In this credit-starved economy, cash has become a badge of honor.
Last week, Apple chieftain Steve Jobs trumpeted his company’s $25 billion in cash reserves, dramatically one-upping Rupert Murdoch‘s boast about News Corp.’s $5 billion war chest a week earlier.
These well-timed brags, which echo Microsoft’s oft-stated commitment to maintaining substantial cash reserves, might in more buoyant times come under fire by Wall Street bulls. But when rival execs are losing company stock due to margin calls, such reserves are being positioned as a sign of strength.
Murdoch and Microsoft have both signaled their interest in acquiring companies during the downturn, while Jobs promised to pour some of his company’s coin into R&D, as it had during the dot-com bust.

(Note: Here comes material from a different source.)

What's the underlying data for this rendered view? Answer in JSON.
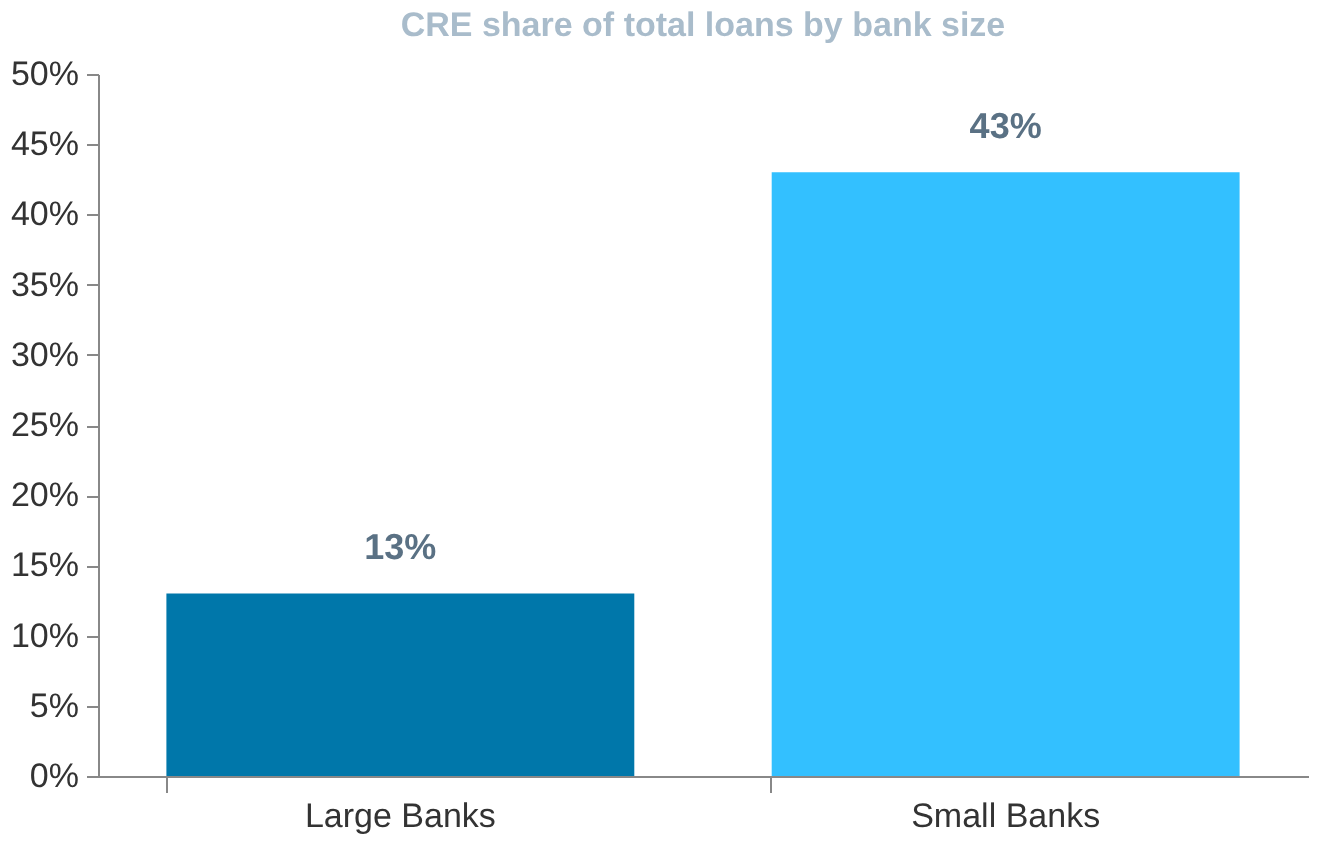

“This economy might present tremendous opportunities for people who have cash,” Jobs told analysts Oct. 21 after Apple presented healthy quarterly earnings gains. “Cash is already king, and it may get more so.”

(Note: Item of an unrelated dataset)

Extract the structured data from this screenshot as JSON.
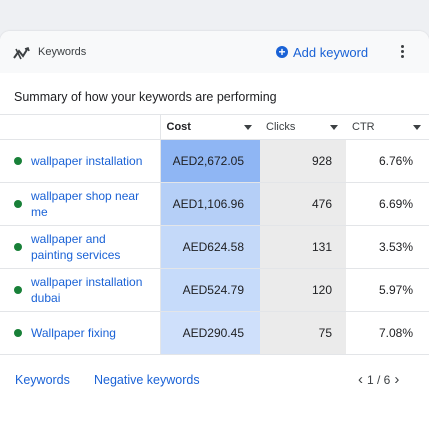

Murdoch, whose company was so highly leveraged at one point in the early 1990s that he narrowly averted bankruptcy, recently suggested his company’s reserves would make it easier for News Corp. to swoop in and buy companies that cash-poor rivals could not.
Another benefit for those with money to spend: lower prices. According to Microsoft chief financial officer Chris Liddell, the biggest constraint his company faces isn’t the cost of acquisitions but the ability to integrate them.
“We will continue to buy,” Liddell assured Wall Street analysts on Oct. 23. “Clearly, relatively speaking, we are cash rich.”
Sumner Redstone and Lionsgate’s Michael Burns, meanwhile, have been caught in margin calls for their holdings. Both have lost a portion of their personal stakes in recent weeks. Redstone, who earlier this month had to sell $233 million in non-voting shares of CBS and Viacom to pay down debt in National Amusements, his holding company, is now trying to renegotiate National Amusements’ debt to avoid further sell-offs.
Burns, who has a finance background, lost almost half his stock in Lionsgate when Merrill Lynch forced the sale of the shares, which had been put up to back a loan. Burns told the Wall Street Journal it was the first time since 1987 that he’s faced a margin call, and suggested that the market has reached bottom.
Given the sobering indicators — company after company, even those reporting healthy profits, revised their forecasts downward last week, as the financial markets continued to gyrate — Burns’ prediction might be premature. In the meantime, the bargain hunters will pick up the slack for those lacking the coin.